As chips gained more peripherals, connecting every bus master(CPU, a few DMA controllers, a GPU, maybe a few other things), to every bus slave (SPI, I2C, FlexBus, GPIO, USB, ...) gets a little bit excessive and ends up being a bit of a mess in the silicon as it requires routing all the internal buses correspodning to the masters and slaves to a single location. Additionally, a big crossbar gives a large fan-out, which is where one output signal has to drive a large number of, albeit unused, input signals.

This led to systems with a fast crossbar for the CPU, DMA, RAM, and ROM, and another smaller, slower switch for things like I2C, SPI, GPIO, that would then all be routed to one or two ports on the big crossbar. This architecture is common on ARM platforms, with a fast AHB and a slower APB for peripherals.

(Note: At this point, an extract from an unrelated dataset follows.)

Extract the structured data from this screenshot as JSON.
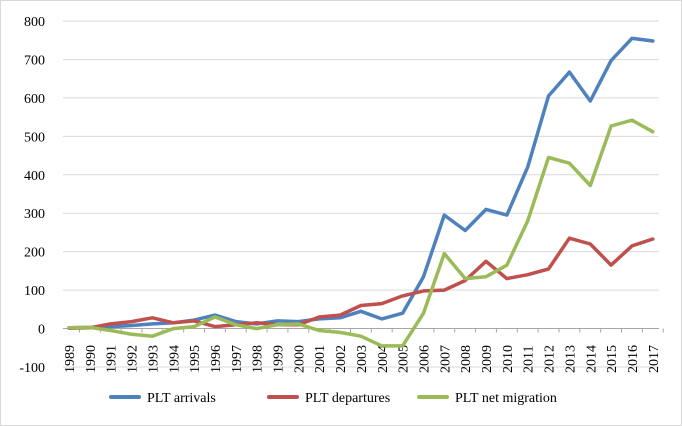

Things get a little more interesting with multicore microcontrollers. It's certainly possible to connect two microcontroller cores to the same main crossbar, but another approach is to give each core its own crossbar, and then routing a slave port for each crossbar to a master for the other crossbar, giving each core some of its own RAM, and tying the slow peripheral bus into both crossbars. Both of these approaches work, have their own upsides and downsides, and are an evolutionary step to...

Network-on-a-chip

As we break up the main crossbar into smaller and more numerous interconnects, the result is a multi-point network connecting each component to switches, both large and small, with connections between scaled to the amount of expected data. NXP Vybrid Architecture chips merge M4 and A5 cores along with DMA . All of the cores and peripherals are routed together using an ARM NIC-301 network interconnect, which supports connecting 18 bus masters to 10 bus slaves using five separate switches to emulate a single, giant, logical crossbar switch. This means that both the A5 and M4 cores can access the entire logical address space, but a few really neat options are implemented. Access to the Secure-RAM is limited so that only certain masters can access it. These limitations were often available on earlier crossbar bus systems, but with an on-chip network the implementation is simpler - there is simply no route from disallowed masters to the Secure-RAM slave.